The International Institute of Islamic Thought (IIIT) invited Dr. Jonathan Brown to deliver a talk titled, “Islam and the Problem of Slavery,” on Tuesday, Feb. 7, 2017. Dr. Brown is the Alwaleed bin Talal Chair of Islamic Civilization at the Walsh School of Foreign Service at Georgetown University and he is the Director of the Alwaleed bin Talal Center for Muslim-Christian Understanding. His most recent book, Misquoting Muhammad: The Challenges and Choices of Interpreting the Prophet’s Legacy (Oneworld, 2014), was named one of the top books on religion in 2014 by the Independent.
During his lecture, Dr. Brown explained that this is the first of three papers he is writing on the topic of slavery and Islam. He stated that we need to understand that our sweeping usage of the term “slavery” is problematic because it means different things in various contexts. While we in the United States automatically associate moral evil with slavery due to the very racialized and brutal experiences of slaves here, the same cannot be uniformly said of their counterparts across the world.
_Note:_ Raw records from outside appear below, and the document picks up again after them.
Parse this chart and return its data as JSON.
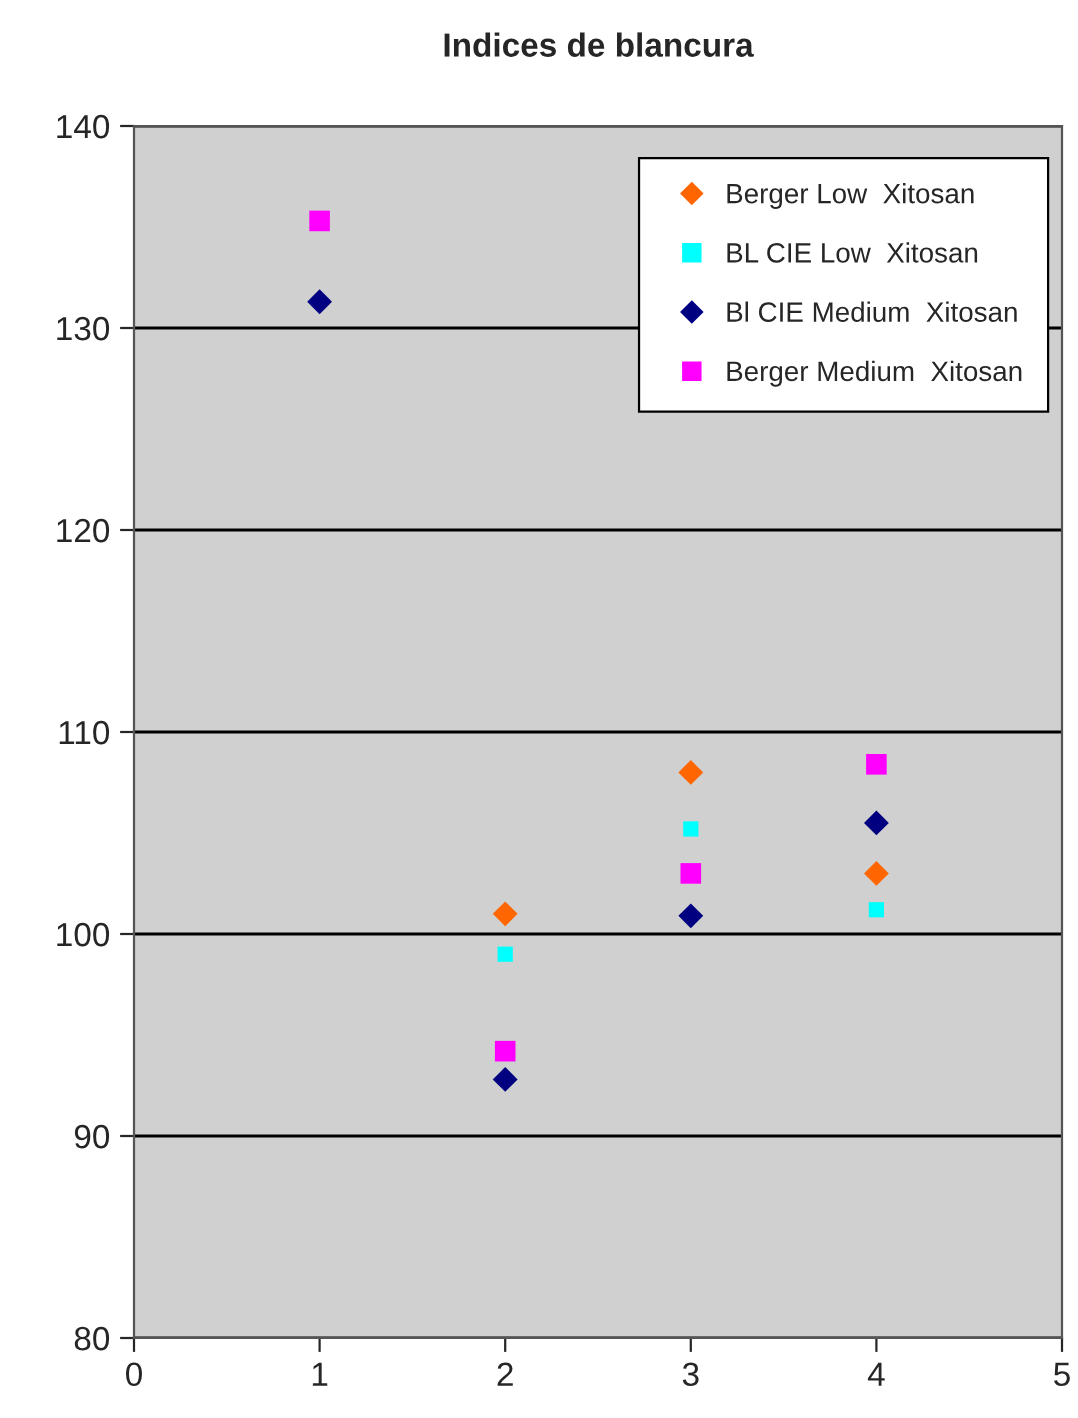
{
  "chart_data": {
    "type": "scatter",
    "title": "Indices de blancura",
    "x": [
      1,
      2,
      3,
      4
    ],
    "series": [
      {
        "name": "Berger Low  Xitosan",
        "color": "#ff6600",
        "marker": "diamond",
        "values": [
          null,
          101.0,
          108.0,
          103.0
        ]
      },
      {
        "name": "BL CIE Low  Xitosan",
        "color": "#00ffff",
        "marker": "square",
        "values": [
          null,
          99.0,
          105.2,
          101.2
        ]
      },
      {
        "name": "Bl CIE Medium  Xitosan",
        "color": "#000080",
        "marker": "diamond",
        "values": [
          131.3,
          92.8,
          100.9,
          105.5
        ]
      },
      {
        "name": "Berger Medium  Xitosan",
        "color": "#ff00ff",
        "marker": "square",
        "values": [
          135.3,
          94.2,
          103.0,
          108.4
        ]
      }
    ],
    "xlim": [
      0,
      5
    ],
    "xticks": [
      0,
      1,
      2,
      3,
      4,
      5
    ],
    "ylim": [
      80,
      140
    ],
    "yticks": [
      80,
      90,
      100,
      110,
      120,
      130,
      140
    ],
    "grid": "y",
    "legend": "top right"
  }
}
Hence, he emphasized that whenever we talk about slavery, it’s more important to talk about the conditions slaves endure than to “morally fetishize the word ‘slavery.’”
He gave several examples of slaves or slave-like conditions from diverse parts of the world: a slave in Mecca in the 1400s who had an agreement with his master to buy back his freedom on installments over the course of five years; Sokollu Mehmet Pasha, the grand vizier and de facto ruler of the Ottoman Empire, who was Bosnian and the sultan’s slave – and yet was one of the richest and most powerful men in 1579, not to mention fair-skinned; a factory worker in England in 1860 who was a free man but bound by oppressive labor laws, and members of a juvenile chain gang being overseen by the local sheriff in Arizona in 2004. He asserted that all of these examples cast doubt on one, unified definition of slavery – after all, the slaves do not seem to fit the picture of slavery in our minds but the free men do due to the way they are treated.
Dr. Brown said that slavery is often defined in terms of ownership and property. However, historically, European parents had the right to sell their children as slaves to pay off their debts and between 1760 and 1880, there were “218 cases of Englishmen holding auctions to sell their wives.” In China, husbands routinely named their wives as property in their wills and “bequeathed them to some friend,” he revealed. Through these and other examples, Dr. Brown questioned concepts like ownership, control, choice, and freedom. To this end, he quoted Vaughan Lowe who inverted Rousseau’s famous statement as, “Man is born in chains, but everywhere he thinks himself free.”
Since slavery was exercised in dissimilar ways around the world, he reiterated in his conclusion that it is difficult to pinpoint to one singular definition. Hence, Dr. Brown argued that it’s far more useful to talk about “extreme exploitation of human beings’ labor and the extreme deprivation of their rights,” which we are likely to find in any society. As such, he recommended shifting focus to “regulating conditions and protecting people’s rights in order to prevent such extreme debasement.” He promised to show that the Shariah aimed to accomplish precisely this in his next essay.